A new exhibition at the Israel Museum will feature Christian Marclay's video work, The Clock (2010) first premiered last year in London and presented in New York, Los Angeles, Venice, and Moscow. On loan from the artist, this internationally acclaimed masterwork of video art is composed of thousands of film excerpts illuminating the passage of time by means of time-related references, among them images of clocks, watches, or announcements identifying specific times of the day. Marclay extracted each of these moments from its original context to form a 24-hour montage that unfolds according to his reconstruction in real time.

The Clock
Twenty-four-hour screenings have attracted long lines and captivated audiences, with many viewers staying to absorb the work for hours at a time. Marclay won the coveted Golden Lion award at the 2011 Venice Biennale, where The Clock was featured in the Biennale’s central exhibition. The work will begin its first Israeli screening at the Israel Museum on August 23 and will remain on view through October 20, 2011.
Synchronized with local time at each exhibition venue, Marclay's The Clock conflates cinematic and actual time, revealing each passing moment as a wellspring of alternately suspenseful, tragic, and romantic narrative possibilities. By referencing actual time specifically, wherever it is on display, The Clock transforms the usual sensation of artificial “cinematic time” into the thrilling sensation of real time in the exhibition gallery.

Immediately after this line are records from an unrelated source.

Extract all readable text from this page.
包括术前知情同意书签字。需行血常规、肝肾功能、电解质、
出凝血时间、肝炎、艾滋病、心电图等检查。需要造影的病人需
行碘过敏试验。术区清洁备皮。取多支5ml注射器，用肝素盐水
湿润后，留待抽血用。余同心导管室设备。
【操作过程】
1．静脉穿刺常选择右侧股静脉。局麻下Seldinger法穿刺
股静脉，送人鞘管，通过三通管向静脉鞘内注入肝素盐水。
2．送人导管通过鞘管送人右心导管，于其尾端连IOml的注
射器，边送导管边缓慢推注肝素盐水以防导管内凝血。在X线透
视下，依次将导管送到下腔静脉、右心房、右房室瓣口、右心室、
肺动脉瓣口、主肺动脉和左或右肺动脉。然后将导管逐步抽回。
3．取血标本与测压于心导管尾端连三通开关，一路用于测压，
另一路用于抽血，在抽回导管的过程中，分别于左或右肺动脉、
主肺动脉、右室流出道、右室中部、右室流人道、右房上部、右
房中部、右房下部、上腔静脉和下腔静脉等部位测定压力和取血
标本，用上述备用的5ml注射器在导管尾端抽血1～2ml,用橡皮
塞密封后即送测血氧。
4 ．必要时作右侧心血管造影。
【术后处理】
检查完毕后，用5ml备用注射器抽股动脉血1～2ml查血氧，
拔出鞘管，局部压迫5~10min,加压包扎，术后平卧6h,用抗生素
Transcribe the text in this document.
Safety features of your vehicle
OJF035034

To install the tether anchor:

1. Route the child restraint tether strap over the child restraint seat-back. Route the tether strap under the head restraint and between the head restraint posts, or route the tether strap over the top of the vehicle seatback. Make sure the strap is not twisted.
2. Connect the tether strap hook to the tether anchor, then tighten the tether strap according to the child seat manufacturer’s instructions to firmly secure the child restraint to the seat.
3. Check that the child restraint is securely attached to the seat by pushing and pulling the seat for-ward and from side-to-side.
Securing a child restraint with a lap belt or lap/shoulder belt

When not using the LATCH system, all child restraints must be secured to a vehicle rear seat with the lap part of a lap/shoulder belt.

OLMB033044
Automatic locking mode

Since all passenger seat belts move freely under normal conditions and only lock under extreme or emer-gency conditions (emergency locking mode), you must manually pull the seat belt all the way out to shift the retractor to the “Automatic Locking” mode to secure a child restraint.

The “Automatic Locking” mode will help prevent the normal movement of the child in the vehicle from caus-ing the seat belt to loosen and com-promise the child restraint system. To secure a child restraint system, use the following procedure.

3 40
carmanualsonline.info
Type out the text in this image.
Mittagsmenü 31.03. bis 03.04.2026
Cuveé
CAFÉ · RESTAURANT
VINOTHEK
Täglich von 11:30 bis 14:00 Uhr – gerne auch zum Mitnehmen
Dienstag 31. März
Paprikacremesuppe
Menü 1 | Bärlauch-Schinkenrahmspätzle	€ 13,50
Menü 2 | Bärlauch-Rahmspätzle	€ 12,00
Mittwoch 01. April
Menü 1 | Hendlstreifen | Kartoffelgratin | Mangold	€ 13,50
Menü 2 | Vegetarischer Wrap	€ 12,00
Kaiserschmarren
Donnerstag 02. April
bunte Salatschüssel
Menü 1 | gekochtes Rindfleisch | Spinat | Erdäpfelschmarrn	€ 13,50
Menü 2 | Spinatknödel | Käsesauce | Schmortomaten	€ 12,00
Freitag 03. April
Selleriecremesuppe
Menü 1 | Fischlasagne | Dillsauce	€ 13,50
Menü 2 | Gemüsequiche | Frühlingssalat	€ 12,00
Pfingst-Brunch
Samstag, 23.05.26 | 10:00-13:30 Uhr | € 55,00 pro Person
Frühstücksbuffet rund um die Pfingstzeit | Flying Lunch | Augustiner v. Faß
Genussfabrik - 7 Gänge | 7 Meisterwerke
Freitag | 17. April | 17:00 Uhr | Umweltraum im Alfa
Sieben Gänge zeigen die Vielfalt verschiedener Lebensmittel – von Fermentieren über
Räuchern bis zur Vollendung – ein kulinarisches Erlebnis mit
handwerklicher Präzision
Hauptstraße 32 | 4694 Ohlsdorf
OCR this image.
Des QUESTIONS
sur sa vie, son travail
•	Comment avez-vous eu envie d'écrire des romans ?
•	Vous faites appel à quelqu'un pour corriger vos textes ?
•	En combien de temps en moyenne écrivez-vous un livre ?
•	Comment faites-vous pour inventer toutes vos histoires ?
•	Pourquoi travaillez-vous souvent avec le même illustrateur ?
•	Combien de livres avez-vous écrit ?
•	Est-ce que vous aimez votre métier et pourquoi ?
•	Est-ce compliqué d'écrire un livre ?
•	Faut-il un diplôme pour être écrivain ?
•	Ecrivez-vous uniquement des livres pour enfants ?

The Israel Museum’s presentation of The Clock is curated by Suzanne Landau, Yulla and Jacques Lipchitz Chief Curator of the Fine Arts and Landeau Family Curator of Contemporary Art.
The Israel Museum is the largest cultural institution in the State of Israel and is ranked among the leading art and archaeology museums in the world. Founded in 1965, the Museum houses encyclopedic collections ranging from prehistory through contemporary art and includes the most extensive holdings of Biblical and Holy Land archaeology in the world, among them the Dead Sea Scrolls. In 2010, the Museum completed a comprehensive renewal of its campus including the creation of new galleries, orientation facilities, and public spaces, and the complete reinstallation of its encyclopedic collections.